05 · MCP Servers & Tool Use
How the Model Context Protocol standardises the way AI agents connect to external tools, APIs, and data sources.
What Is MCP?
Model Context Protocol (MCP) is an open standard (introduced by Anthropic in 2024) that defines how AI models communicate with tool servers. It separates the AI reasoning layer from the tool execution layer, making tools reusable across any MCP-compatible client.
graph LR
A[LLM Client · Claude, GPT, Cursor] --> B[MCP Protocol]

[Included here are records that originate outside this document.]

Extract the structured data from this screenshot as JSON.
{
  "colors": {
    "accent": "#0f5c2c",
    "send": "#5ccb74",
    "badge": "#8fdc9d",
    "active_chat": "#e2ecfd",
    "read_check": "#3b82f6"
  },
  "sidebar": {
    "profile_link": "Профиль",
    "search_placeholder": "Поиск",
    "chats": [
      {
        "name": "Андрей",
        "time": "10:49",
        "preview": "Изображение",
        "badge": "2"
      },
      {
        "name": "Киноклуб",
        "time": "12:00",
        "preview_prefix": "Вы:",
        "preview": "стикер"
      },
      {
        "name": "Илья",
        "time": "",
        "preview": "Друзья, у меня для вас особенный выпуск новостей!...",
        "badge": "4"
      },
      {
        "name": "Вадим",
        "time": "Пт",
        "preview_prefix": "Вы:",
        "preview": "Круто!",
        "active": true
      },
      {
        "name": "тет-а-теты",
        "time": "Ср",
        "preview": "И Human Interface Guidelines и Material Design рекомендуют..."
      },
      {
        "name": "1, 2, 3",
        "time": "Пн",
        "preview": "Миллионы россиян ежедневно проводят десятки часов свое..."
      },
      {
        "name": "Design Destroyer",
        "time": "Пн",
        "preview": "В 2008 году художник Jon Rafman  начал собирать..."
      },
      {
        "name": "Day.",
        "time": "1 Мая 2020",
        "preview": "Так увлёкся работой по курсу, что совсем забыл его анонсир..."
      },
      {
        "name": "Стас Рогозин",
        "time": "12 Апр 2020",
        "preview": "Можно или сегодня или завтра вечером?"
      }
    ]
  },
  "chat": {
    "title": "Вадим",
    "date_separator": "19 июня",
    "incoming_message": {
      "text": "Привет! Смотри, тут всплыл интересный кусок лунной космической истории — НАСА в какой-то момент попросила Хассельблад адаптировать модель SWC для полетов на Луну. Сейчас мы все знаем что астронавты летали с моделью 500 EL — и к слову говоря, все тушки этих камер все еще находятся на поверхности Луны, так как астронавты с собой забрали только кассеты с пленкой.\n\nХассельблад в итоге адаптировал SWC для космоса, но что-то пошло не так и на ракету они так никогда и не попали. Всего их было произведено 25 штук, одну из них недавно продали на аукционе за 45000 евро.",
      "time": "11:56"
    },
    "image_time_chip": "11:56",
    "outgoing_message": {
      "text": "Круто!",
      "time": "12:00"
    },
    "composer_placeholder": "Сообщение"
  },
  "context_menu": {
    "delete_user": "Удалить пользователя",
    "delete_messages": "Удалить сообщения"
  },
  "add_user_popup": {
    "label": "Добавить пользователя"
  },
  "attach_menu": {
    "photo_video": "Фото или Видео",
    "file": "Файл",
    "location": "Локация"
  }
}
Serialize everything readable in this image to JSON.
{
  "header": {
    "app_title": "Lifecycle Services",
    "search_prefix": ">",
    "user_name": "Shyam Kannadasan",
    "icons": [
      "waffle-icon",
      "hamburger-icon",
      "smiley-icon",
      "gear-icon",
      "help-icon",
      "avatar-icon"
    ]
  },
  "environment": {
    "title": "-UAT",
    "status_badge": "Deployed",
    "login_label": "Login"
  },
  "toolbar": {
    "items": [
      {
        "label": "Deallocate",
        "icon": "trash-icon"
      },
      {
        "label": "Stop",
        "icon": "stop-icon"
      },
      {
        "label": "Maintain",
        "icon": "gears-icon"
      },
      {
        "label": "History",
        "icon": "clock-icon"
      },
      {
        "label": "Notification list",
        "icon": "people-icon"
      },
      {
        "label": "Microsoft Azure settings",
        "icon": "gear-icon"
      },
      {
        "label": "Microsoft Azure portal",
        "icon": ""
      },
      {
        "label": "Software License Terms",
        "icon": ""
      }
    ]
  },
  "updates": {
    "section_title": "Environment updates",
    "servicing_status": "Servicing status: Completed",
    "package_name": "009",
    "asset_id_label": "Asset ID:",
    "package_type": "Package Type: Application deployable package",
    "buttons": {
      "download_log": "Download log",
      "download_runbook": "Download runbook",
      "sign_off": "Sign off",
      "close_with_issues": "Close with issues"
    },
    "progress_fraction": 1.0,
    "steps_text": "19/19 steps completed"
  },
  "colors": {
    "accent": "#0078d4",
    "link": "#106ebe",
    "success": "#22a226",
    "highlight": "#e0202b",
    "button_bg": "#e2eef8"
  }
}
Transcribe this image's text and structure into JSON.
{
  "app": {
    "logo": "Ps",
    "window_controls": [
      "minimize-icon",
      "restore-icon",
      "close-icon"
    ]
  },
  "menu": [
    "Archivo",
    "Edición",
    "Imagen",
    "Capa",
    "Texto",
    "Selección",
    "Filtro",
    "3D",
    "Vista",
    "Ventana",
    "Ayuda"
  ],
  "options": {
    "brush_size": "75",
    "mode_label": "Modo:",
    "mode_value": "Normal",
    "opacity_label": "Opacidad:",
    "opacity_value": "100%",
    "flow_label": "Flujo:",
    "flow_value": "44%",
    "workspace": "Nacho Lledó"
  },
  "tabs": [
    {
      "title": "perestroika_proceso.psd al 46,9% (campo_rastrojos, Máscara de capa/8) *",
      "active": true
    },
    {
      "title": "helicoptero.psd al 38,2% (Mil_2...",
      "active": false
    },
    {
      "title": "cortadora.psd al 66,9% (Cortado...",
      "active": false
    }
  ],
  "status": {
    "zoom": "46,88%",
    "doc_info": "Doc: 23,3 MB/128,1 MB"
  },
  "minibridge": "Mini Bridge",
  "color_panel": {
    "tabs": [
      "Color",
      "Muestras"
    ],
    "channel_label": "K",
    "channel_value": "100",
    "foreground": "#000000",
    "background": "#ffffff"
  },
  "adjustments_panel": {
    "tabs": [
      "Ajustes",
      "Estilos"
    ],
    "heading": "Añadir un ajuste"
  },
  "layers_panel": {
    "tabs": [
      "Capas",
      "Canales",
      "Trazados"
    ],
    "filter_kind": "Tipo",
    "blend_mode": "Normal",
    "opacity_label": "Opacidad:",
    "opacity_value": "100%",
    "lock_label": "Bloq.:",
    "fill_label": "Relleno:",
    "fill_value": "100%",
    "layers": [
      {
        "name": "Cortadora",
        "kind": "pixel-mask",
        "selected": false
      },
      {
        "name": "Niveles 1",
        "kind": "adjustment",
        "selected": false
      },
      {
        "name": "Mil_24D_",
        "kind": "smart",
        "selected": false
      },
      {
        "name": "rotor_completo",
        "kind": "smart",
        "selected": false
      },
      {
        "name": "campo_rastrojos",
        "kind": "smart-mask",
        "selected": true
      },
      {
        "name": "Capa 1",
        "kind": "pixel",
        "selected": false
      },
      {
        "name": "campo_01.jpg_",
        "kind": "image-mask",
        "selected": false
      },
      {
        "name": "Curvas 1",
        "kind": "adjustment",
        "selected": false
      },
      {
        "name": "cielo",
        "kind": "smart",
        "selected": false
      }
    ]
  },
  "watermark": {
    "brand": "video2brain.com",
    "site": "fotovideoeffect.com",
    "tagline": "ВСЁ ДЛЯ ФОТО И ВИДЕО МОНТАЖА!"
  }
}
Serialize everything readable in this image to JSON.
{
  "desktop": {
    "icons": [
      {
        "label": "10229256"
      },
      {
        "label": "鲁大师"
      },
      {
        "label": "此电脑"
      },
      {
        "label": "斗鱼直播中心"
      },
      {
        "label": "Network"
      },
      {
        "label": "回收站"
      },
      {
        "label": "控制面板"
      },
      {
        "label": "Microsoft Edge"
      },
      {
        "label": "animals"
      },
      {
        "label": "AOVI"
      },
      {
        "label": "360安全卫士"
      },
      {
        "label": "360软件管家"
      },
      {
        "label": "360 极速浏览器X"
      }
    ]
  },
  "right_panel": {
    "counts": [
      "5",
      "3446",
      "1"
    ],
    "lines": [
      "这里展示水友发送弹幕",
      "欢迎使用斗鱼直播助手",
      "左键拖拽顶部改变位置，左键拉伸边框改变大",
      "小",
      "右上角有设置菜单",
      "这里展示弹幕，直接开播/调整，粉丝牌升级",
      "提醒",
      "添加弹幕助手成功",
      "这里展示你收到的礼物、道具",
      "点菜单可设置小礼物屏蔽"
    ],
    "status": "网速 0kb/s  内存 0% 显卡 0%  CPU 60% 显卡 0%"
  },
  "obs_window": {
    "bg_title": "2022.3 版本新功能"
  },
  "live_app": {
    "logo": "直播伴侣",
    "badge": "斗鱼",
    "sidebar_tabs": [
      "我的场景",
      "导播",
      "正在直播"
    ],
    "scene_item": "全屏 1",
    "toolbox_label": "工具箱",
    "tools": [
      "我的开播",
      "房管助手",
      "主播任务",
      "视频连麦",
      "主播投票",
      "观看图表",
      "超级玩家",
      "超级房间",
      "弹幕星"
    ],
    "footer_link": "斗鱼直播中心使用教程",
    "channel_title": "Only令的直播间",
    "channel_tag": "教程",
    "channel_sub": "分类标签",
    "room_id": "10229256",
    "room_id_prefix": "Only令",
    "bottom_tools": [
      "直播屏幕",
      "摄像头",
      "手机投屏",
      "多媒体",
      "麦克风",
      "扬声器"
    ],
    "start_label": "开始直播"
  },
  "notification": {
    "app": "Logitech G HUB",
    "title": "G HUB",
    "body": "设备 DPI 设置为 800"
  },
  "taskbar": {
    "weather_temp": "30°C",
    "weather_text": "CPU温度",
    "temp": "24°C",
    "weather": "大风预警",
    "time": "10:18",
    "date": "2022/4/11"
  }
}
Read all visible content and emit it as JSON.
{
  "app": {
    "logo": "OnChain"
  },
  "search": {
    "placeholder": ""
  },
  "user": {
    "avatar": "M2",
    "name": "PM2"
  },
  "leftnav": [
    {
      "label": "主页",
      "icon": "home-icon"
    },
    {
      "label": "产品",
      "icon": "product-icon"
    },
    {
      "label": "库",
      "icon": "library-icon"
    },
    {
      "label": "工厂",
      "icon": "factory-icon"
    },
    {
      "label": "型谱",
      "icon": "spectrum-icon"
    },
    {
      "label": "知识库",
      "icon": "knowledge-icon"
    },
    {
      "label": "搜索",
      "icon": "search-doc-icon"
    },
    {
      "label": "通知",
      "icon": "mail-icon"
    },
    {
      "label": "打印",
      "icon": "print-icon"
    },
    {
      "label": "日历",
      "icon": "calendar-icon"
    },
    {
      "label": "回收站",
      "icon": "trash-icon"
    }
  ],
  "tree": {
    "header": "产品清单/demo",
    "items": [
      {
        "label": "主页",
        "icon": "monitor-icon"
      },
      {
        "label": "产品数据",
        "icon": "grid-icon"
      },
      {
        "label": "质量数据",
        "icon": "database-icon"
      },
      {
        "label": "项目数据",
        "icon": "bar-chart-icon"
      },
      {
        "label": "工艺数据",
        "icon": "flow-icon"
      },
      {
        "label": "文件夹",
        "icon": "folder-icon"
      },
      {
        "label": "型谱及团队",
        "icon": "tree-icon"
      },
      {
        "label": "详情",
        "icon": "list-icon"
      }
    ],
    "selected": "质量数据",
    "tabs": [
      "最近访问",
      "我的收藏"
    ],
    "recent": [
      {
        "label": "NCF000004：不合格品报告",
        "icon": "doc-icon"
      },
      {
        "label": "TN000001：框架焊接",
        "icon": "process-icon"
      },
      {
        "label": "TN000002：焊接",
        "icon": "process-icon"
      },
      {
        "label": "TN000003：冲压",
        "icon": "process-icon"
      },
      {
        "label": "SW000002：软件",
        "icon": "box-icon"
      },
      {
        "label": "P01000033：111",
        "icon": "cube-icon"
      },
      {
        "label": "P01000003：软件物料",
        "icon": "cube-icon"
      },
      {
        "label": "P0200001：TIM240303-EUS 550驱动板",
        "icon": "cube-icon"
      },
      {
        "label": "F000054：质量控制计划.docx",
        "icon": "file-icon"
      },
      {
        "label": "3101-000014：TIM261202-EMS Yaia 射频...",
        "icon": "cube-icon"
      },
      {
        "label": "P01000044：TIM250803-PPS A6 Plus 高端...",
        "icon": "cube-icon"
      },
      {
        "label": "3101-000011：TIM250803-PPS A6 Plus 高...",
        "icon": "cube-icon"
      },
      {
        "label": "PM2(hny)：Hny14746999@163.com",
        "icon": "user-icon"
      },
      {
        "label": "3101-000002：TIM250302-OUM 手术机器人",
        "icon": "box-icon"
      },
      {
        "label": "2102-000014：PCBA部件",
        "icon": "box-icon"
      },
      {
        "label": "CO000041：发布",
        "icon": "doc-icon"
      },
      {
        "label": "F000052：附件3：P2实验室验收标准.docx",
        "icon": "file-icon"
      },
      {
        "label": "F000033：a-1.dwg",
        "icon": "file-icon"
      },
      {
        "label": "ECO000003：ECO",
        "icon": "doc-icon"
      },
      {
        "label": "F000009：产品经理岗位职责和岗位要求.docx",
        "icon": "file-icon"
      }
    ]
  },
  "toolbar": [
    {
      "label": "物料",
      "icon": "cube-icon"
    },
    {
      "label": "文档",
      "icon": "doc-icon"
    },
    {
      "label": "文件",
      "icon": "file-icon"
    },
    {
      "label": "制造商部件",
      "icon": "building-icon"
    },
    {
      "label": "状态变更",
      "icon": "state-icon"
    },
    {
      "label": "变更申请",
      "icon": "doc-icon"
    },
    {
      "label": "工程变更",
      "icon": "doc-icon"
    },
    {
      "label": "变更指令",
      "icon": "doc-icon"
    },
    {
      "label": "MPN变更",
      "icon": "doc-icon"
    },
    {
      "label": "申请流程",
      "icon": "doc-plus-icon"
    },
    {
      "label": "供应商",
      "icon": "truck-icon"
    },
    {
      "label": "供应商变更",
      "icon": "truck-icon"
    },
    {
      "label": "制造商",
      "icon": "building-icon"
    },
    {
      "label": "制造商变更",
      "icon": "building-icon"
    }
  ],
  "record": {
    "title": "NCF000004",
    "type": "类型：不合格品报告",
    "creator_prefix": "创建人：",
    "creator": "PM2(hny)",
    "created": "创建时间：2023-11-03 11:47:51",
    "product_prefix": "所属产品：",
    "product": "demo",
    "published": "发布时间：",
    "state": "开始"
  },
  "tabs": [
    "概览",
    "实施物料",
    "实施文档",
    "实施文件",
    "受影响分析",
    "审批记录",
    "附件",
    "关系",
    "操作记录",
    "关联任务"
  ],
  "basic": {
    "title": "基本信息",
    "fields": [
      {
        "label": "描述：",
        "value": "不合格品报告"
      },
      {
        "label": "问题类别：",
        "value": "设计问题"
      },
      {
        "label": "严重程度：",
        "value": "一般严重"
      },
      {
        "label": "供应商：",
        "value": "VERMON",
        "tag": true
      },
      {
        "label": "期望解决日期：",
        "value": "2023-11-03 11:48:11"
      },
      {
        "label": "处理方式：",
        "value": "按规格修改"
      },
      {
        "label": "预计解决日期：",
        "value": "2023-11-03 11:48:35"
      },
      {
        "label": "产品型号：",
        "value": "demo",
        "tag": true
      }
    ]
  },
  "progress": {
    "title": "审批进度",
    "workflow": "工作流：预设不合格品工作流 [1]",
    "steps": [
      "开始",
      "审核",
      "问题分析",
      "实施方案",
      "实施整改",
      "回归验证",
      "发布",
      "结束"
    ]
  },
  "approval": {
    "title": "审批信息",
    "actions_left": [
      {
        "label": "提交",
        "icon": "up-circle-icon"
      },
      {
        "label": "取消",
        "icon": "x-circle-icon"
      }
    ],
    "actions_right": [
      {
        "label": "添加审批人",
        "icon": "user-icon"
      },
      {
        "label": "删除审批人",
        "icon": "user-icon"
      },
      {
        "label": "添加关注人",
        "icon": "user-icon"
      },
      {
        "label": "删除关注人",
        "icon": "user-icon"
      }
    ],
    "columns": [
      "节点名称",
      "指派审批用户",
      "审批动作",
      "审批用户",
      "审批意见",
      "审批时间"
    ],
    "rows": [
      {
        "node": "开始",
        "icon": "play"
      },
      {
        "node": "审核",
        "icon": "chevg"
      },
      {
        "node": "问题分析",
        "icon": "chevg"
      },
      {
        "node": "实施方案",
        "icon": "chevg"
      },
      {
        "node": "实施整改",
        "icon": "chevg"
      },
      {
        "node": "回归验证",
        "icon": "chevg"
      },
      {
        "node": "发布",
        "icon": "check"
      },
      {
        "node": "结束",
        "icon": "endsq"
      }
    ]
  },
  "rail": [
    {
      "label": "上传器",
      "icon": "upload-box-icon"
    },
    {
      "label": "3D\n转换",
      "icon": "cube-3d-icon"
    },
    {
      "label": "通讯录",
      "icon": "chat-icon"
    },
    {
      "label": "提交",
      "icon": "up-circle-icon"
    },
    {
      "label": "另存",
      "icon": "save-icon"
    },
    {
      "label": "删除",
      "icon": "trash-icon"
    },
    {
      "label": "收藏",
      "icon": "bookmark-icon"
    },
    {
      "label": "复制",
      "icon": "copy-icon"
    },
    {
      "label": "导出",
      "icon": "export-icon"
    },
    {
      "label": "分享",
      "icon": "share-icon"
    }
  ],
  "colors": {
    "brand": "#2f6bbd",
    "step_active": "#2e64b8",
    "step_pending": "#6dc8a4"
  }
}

B --> C[MCP Server: GitHub]
B --> D[MCP Server: JIRA]
B --> E[MCP Server: Filesystem]
B --> F[MCP Server: Database]
B --> G[MCP Server: CI/CD]
Before MCP, every agent framework had its own way of defining tools. MCP provides a universal interface — any LLM client can use any MCP server.
MCP Architecture
| Component | Role |
|---|---|
| MCP Host | The application embedding the LLM (VS Code, custom agent) |
| MCP Client | Protocol client inside the host that connects to servers |
| MCP Server | Exposes tools, resources, and prompts over MCP |
| Transport | How client and server communicate: stdio (local) or HTTP/SSE (remote) |
What MCP Servers Expose
MCP servers expose three types of capabilities:
| Capability | Description | Example |
|---|---|---|
| Tools | Functions the LLM can call | create_pull_request, run_jira_query |
| Resources | Data the LLM can read | File contents, database rows, API responses |
| Prompts | Pre-built prompt templates | "Summarise this PR", "Classify this ticket" |
Key MCP Servers for Dev Automation
| MCP Server | What It Does | Use In Our Pipeline |
|---|---|---|
| GitHub MCP | Repos, PRs, issues, branches, file contents | Read code, create PRs, check CI status |
| JIRA MCP | Tickets, sprints, acceptance criteria, comments | Read ticket, post progress updates |
| Filesystem MCP | Local file read/write operations | Agent reads/writes code locally |
| PostgreSQL MCP | Query databases | Check schema for data model questions |
| Playwright MCP | Control browser, capture screenshots | Run E2E tests, capture failure evidence |
| Slack MCP | Post/read messages | Notify team of PR creation, ask for approval |
| Docker MCP | Build and run containers | Validate that code changes compile and run |
→ Deep Dive: MCP Protocol — Protocol internals, transports, security
→ Deep Dive: Building MCP Integrations — Custom JIRA and GitHub MCP servers
MCP vs. LangChain Tools
| Aspect | LangChain Tools | MCP Tools |
|---|---|---|
| Portability | Framework-specific | Any MCP client (Cursor, Claude Desktop, custom) |
| Deployment | In-process with the agent | Separate server process or remote service |
| Reusability | Rewrite per framework | Write once, use from any client |
| Standard | No universal standard | Open standard with growing ecosystem |
| Latency | Lower (in-process) | Higher (IPC or HTTP) |
Use Both
In practice: use MCP for integrations that span multiple clients (GitHub, JIRA) and LangChain tools for pipeline-specific logic (custom prompt builders, output formatters). LangChain can call MCP servers as tools via adapters.
Security Boundaries in MCP
Each MCP server is a separate process with its own credentials:
graph TD
A[Agent Process] --> B[GitHub MCP Server]
A --> C[JIRA MCP Server]
A --> D[DB MCP Server]
B --> E[GitHub PAT with limited scope]
C --> F[JIRA API token read-only]
D --> G[Read-only DB user]
Principle of least privilege: Each MCP server should use credentials scoped to exactly what it needs. The GitHub MCP server for PR creation does not need write access to production databases.